L’auteur a raison de considérer que le tarif Méline ne représente pas pour l’essentiel une rupture, mais une continuité avec un accroissement progressif du protectionnisme marqué à plusieurs reprises dans les années 1880 par une hausse des barèmes douaniers. Nous avions déjà constaté dans notre ouvrage Exception française que si la libéralisation avait été bien moindre qu’on ne le dit sous l’ « Empire libéral », le protectionnisme avait été beaucoup plus modéré qu’on ne le pense dans les premières décennies de la IIIe République. Le point essentiel — également relevé par Francis Démier — était que la protection de l’agriculture dépassait pour la première fois celle de l’industrie avec le tarif Méline.

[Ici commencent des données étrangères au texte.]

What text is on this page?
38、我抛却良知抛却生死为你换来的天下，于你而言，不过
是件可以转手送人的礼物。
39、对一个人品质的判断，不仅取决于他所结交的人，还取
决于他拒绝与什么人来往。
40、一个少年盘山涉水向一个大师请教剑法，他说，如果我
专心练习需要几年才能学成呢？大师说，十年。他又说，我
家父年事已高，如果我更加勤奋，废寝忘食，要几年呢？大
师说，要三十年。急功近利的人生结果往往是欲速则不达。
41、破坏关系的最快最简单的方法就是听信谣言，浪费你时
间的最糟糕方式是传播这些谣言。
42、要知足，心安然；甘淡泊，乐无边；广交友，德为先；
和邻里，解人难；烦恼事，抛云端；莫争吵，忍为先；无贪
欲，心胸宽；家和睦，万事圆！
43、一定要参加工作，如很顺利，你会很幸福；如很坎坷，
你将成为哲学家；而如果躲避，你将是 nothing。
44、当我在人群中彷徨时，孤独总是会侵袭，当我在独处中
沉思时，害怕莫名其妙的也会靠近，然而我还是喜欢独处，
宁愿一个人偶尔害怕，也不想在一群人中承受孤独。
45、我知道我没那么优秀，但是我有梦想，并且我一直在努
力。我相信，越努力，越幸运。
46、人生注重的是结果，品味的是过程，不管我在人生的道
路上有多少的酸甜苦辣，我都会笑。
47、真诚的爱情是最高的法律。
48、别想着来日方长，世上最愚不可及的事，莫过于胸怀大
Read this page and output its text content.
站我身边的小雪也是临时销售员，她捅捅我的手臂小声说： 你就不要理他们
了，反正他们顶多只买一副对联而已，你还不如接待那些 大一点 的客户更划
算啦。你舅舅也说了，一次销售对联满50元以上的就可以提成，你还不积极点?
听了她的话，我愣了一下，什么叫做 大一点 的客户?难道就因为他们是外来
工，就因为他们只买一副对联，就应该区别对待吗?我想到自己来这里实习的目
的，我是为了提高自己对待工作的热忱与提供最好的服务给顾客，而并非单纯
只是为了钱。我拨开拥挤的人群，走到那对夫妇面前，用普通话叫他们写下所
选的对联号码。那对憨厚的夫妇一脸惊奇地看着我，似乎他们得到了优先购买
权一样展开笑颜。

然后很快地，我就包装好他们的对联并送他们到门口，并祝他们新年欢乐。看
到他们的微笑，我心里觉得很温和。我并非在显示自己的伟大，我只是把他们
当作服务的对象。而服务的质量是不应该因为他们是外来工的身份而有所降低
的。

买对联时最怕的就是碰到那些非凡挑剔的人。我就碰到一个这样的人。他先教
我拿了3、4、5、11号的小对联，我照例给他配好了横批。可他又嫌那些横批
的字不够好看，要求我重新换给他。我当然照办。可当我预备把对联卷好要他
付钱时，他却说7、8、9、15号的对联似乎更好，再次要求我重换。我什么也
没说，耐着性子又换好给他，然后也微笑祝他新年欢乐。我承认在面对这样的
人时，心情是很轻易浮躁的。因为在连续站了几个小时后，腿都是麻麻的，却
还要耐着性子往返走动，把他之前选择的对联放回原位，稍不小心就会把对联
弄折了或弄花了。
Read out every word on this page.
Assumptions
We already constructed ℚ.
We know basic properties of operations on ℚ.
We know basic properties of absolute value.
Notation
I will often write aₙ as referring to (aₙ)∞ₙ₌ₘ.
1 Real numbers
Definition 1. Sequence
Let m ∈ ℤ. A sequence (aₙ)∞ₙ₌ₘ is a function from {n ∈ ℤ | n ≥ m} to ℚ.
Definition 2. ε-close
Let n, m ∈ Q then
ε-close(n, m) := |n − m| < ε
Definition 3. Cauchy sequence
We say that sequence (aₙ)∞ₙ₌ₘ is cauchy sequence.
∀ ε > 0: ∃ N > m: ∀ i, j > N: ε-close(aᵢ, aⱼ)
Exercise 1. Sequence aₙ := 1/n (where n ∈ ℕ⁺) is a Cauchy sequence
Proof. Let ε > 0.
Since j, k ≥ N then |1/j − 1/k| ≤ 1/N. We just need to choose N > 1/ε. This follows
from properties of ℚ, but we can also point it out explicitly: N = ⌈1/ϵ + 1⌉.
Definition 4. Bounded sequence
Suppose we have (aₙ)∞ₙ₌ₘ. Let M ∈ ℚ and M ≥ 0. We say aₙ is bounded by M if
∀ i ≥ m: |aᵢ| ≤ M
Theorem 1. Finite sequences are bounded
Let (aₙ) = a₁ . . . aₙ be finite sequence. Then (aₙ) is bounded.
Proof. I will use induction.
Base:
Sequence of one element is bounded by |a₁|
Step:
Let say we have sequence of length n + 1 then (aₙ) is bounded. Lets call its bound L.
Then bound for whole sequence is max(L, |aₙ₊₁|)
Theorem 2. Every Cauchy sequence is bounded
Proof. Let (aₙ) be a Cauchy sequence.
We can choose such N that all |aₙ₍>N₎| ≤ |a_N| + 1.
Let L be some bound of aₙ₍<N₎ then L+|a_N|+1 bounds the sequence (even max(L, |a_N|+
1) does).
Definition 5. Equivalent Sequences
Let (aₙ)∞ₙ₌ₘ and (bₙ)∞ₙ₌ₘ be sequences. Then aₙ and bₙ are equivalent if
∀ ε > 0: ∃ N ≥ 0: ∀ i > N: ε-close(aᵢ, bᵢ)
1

En revanche, l’auteur ne se demande pas pour quelle raison, hormis la consolidation de la République, il y avait eu une prégnance de plus en plus forte du protectionnisme en France à la fin du XIXe siècle. Nous avions relevé dans notre ouvrage l’influence du suffrage universel qui avait mené à l’extension du « marché politique ». Comme le relevait Yves Guyot en 1905, « la protection remplace la concurrence économique par la concurrence politique ». Par ailleurs, le protectionnisme croissant s’explique par le fait que la libéralisation des échanges avait été conduite sous la férule de saint-simoniens et que la chute du Second Empire n’avait guère accru leur popularité. Si bien que l’établissement autoritaire de la libéralisation l’avait fragilisée et rendue plus facilement vulnérable aux coups de boutoir des protectionnistes, sans que l’opinion publique pèse dans le sens du libre-échange. Jules Méline, salué par Francis Démier, pouvait se vanter de « son » tarif de 1892 et des effets prétendument positifs qu’il avait pu avoir, au fil de ses discours et ouvrages d’un conservatisme et d’un passéisme éculés. Il n’en demeurait pas moins que, à la veille de la Première Guerre mondiale, notre pays se trouvait surclassé par l’Allemagne sur le plan industriel, par l’Angleterre sur le plan financier et par les Etats-Unis en termes de niveau de vie. La part de la France dans le commerce mondial se réduisait comme peau de chagrin : presque de moitié entre 1860 et la veille de la Première Guerre mondiale avec une chute du second rang en 1880 au quatrième aux prémices de la conflagration. Beaux résultats !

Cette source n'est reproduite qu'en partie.